One of the most important and practical ways to promote breast cancer awareness among women is by teaching how to keep track of how their breasts normally look and feel.
Using "normal" as a baseline, it then becomes a lot easier to notice if or when any changes in your breasts occur.
Breast self-exams should be performed on the same day each month to enforce the habit of checking for any changes to your breasts that may signal breast cancer.
If you are premenopausal, wait a week after menstruation when your breasts will not be as tender or sensitive.
Just up ahead, simple steps for regularly examining your breasts usually takes only about 15 minutes.

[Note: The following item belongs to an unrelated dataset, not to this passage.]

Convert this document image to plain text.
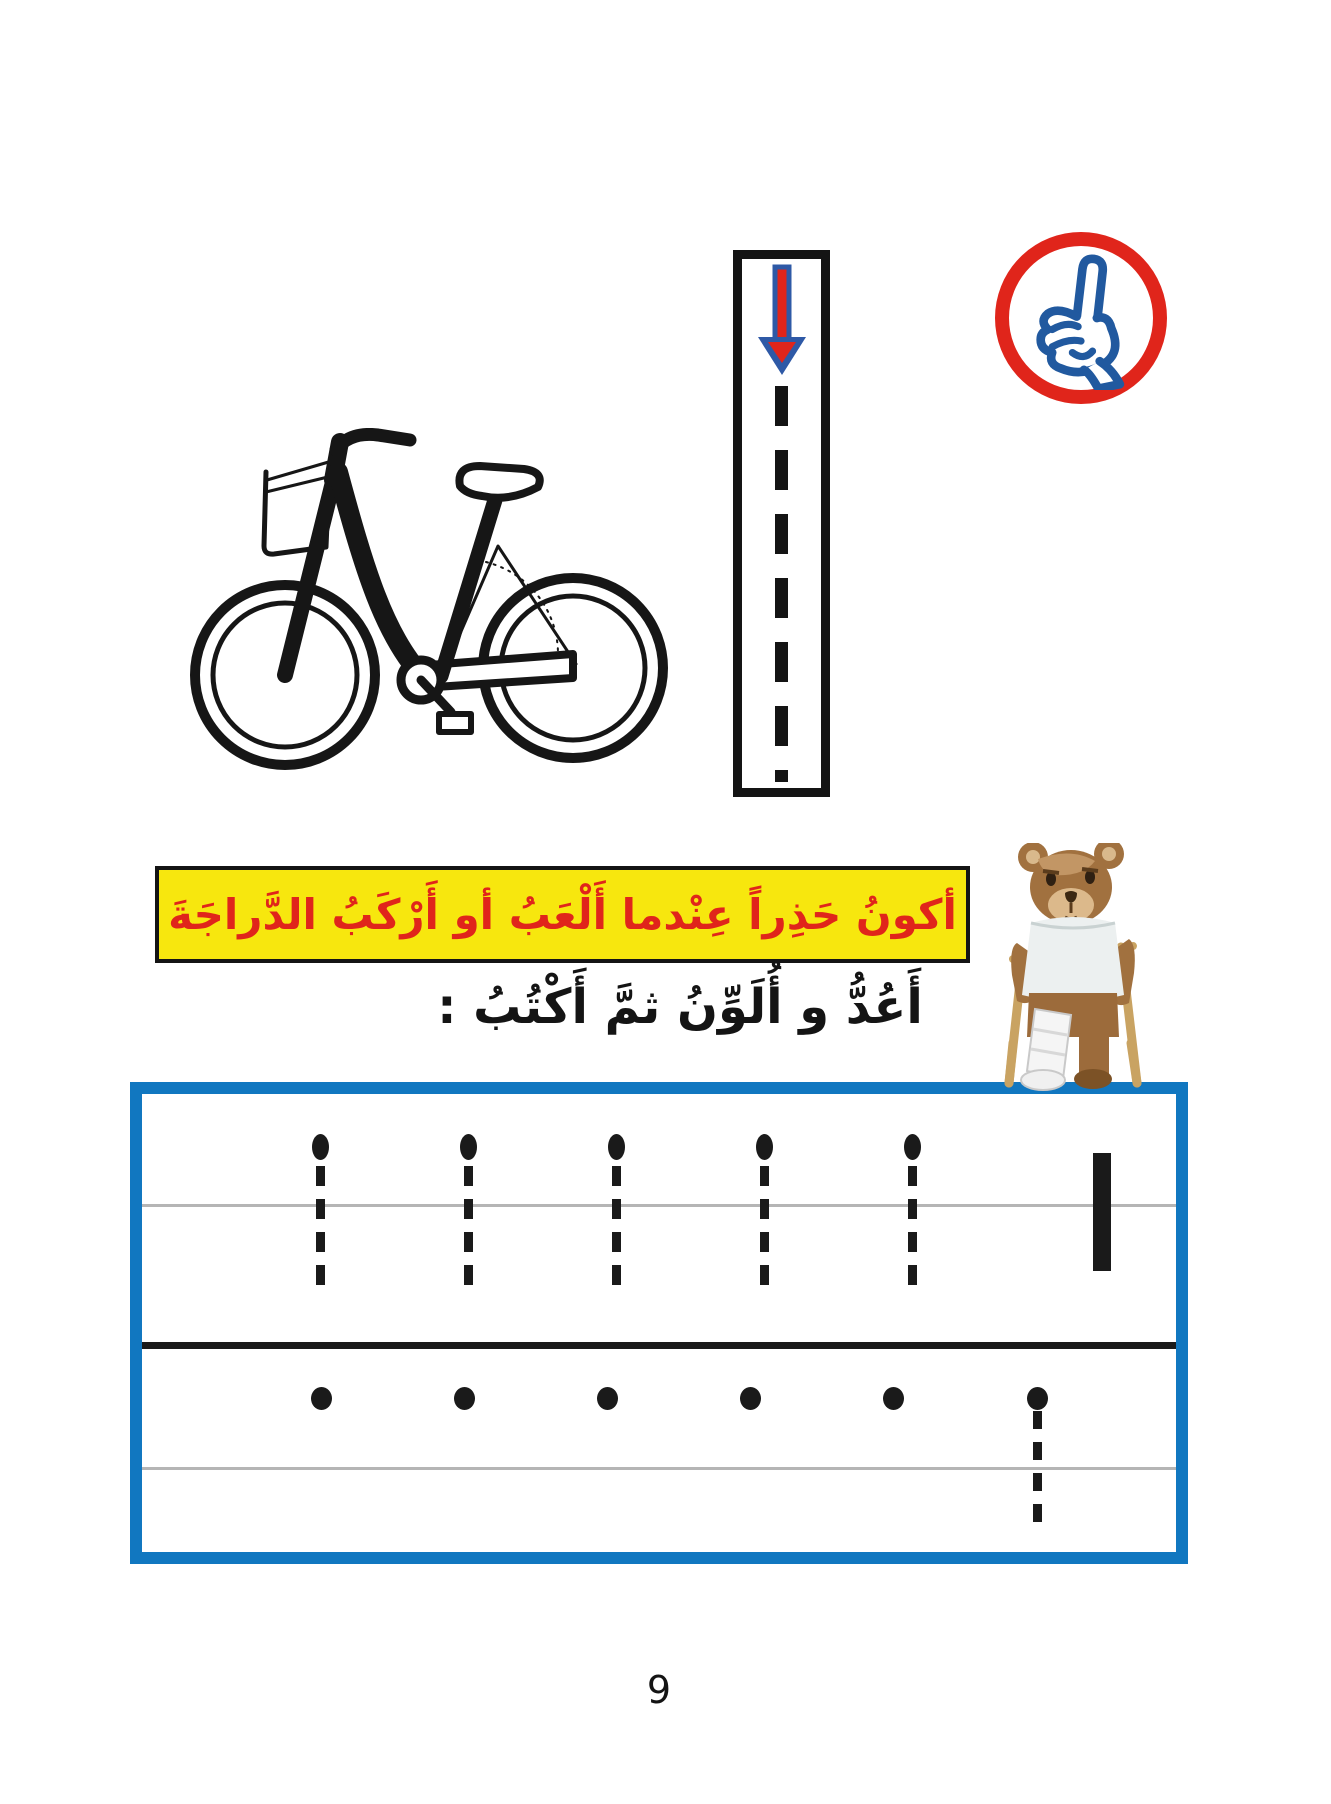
أكونُ حَذِراً عِنْدما أَلْعَبُ أو أَرْكَبُ الدَّراجَةَ
أَعُدُّ و أُلَوِّنُ ثمَّ أَكْتُبُ :
9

1. Stand in front of the mirror with both arms by your side and look closely at both of your breasts. Look for changes in size, color or texture.
2. Lying on the bed, put a towel or small pillow under your right shoulder and put your right hand behind your head.
With the middle three fingers of your left hand examine your right breast.
3. Start at the nipple and go in circles around your breast until the ENTIRE surface is examined. Pay attention to any changes (lumps, bumpy texture, tenderness) from last month's self-exam.
4. After you examine your breast, move to your underarm (lymph node area) and look for changes there. Gently press the nipple and check for discharge and changes in the nipple itself. Follow the same procedure with the left breast.
5. In the shower, examine your right breast and underarm area exactly the way you did on the bed (except for the pillow, of course). Follow the same procedure on your left side.